Alors ça y est, la fête est finie ? On laisse tout sur la table pour prendre ses jambes à son cou sans même débarrasser la table ? Je n’ai pas cette impression lorsque je me remémore le tableau de Pieter Claesz accroché dans les rampes du musée. Le contexte n’incite peut-être pas à l’optimisme mais mon naturel me pousse plutôt à imaginer que les convives viennent de se lever à l’arrivée d’un nouvel invité et que les agapes vont bientôt reprendre. Certes l’assiette est en déséquilibre instable et le verre est à moitié vide mais qu’importe… le vin possède la couleur un grand bourgogne et la tourte entamée semble savoureuse. Le citron apportera sa fraicheur en fin de repas avec son zeste enroulé – délicatement pelé par un couteau d’argent incrusté de pierres- qui amusera les enfants et parfumera leurs doigts dans la tiédeur d’une fin d’après-midi ensoleillée.

Je me souviens de mon passage au musée Frans Halls avec ses salles emplies de tableaux très similaires à celui de Pieter Claesz où j’ai découvert le roemer, ce verre à vin si particulier que l’on retrouve dans les natures mortes hollandaises. Cet objet me renvoie invariablement à ce joyeux voyage printanier aux Pays-Bas… J’ai hâte de le retrouver sur les cimaises du musée, comme j’ai hâte de retrouver les moments de convivialité qu’il symbolise à mes yeux. A quand la suite du festin ?

Nicolas Bousquet, responsable du service développement culturel des musées du Centre

Pieter Claesz, Nature morte à la tourte entamée, XVIIe siècle

Pierre Bonnard, Le Café du petit Poucet

 

BAP | Bon à prendre | 1

Je n’ai pas pensé immédiatement au Café du petit Poucet de Pierre Bonnard, grande huile sur toile de 1928. Si je suis honnête, au début j’avais en tête la Sybille de Cumes de Giuseppe-Maria Crespi.
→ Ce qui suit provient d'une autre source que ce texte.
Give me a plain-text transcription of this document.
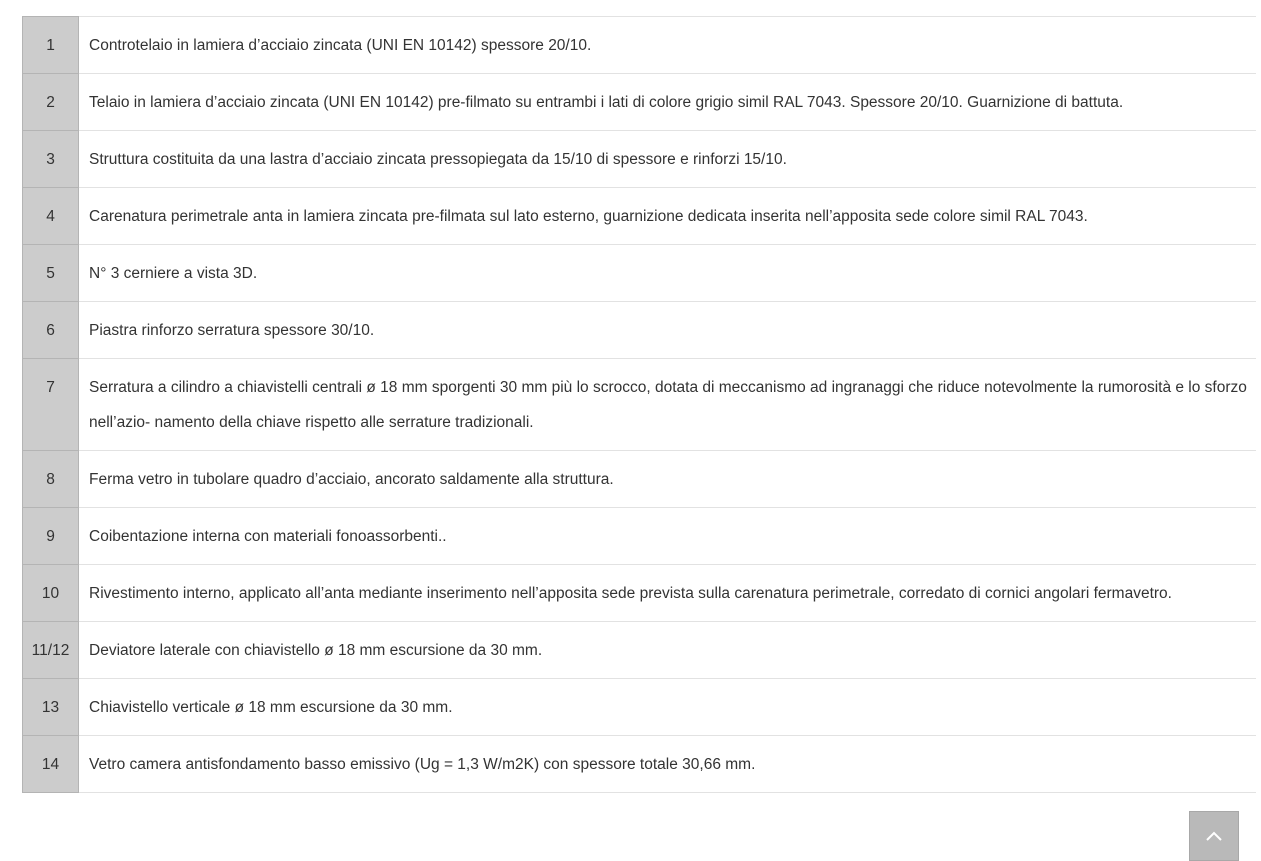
1	Controtelaio in lamiera d’acciaio zincata (UNI EN 10142) spessore 20/10.
2	Telaio in lamiera d’acciaio zincata (UNI EN 10142) pre-filmato su entrambi i lati di colore grigio simil RAL 7043. Spessore 20/10. Guarnizione di battuta.
3	Struttura costituita da una lastra d’acciaio zincata pressopiegata da 15/10 di spessore e rinforzi 15/10.
4	Carenatura perimetrale anta in lamiera zincata pre-filmata sul lato esterno, guarnizione dedicata inserita nell’apposita sede colore simil RAL 7043.
5	N° 3 cerniere a vista 3D.
6	Piastra rinforzo serratura spessore 30/10.
7	Serratura a cilindro a chiavistelli centrali ø 18 mm sporgenti 30 mm più lo scrocco, dotata di meccanismo ad ingranaggi che riduce notevolmente la rumorosità e lo sforzo nell’azio- namento della chiave rispetto alle serrature tradizionali.
8	Ferma vetro in tubolare quadro d’acciaio, ancorato saldamente alla struttura.
9	Coibentazione interna con materiali fonoassorbenti..
10	Rivestimento interno, applicato all’anta mediante inserimento nell’apposita sede prevista sulla carenatura perimetrale, corredato di cornici angolari fermavetro.
11/12	Deviatore laterale con chiavistello ø 18 mm escursione da 30 mm.
13	Chiavistello verticale ø 18 mm escursione da 30 mm.
14	Vetro camera antisfondamento basso emissivo (Ug = 1,3 W/m2K) con spessore totale 30,66 mm.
Toutefois, malgré la beauté un peu solennelle de l’œuvre, elle semblait par trop dramatique, j’ai toujours pensé qu’elle allait pleurer, quelque chose scintille, tremble même à la base de ses paupières. Allait-elle se mettre à pleurer par ce qu’elle voyait et qu’elle prévoyait ? J’ai donc repoussé l’œuvre et j’ai fait mien le titre de Lydie Salvayre Pas pleurer. Je me suis même dit que ce tableau que longtemps j’ai associé à l’air magnifique dans le Cid de Massenet Pleurez mes yeux n’était pas du tout adapté. L’œuvre de Crespi brille mais elle n’éclaire pas.

Alors face à la situation, c’est aux cafés plus qu’aux cassandres que j’ai pensé, aux terrasses et aux autres qui nous manquent tant. C’est étrange qu’un peintre comme Pierre Bonnard, qui pouvait être si sauvage et finalement qui n’aurait pas été très ébranlé par le confinement, ait choisi de représenter un lieu de sociabilité par excellence et avec une telle finesse psychologique. L’œuvre est à l’image du projet BAP « bon à prendre », par sa beauté mais aussi parce que chacune des œuvres qui vous seront dévoilées et commentées ont le rôle des petits cailloux dans le conte de Charles Perrault. Quelle meilleure métaphore pour retrouver le chemin des institutions culturelles que cette fable quand tout cela prendra fin. Quelle meilleure voie d’accès pour se sentir accompagnés et retrouver le goût des autres qui, heureusement, n’est pas prêt de se perdre en chemin et finalement ne perd rien pour attendre.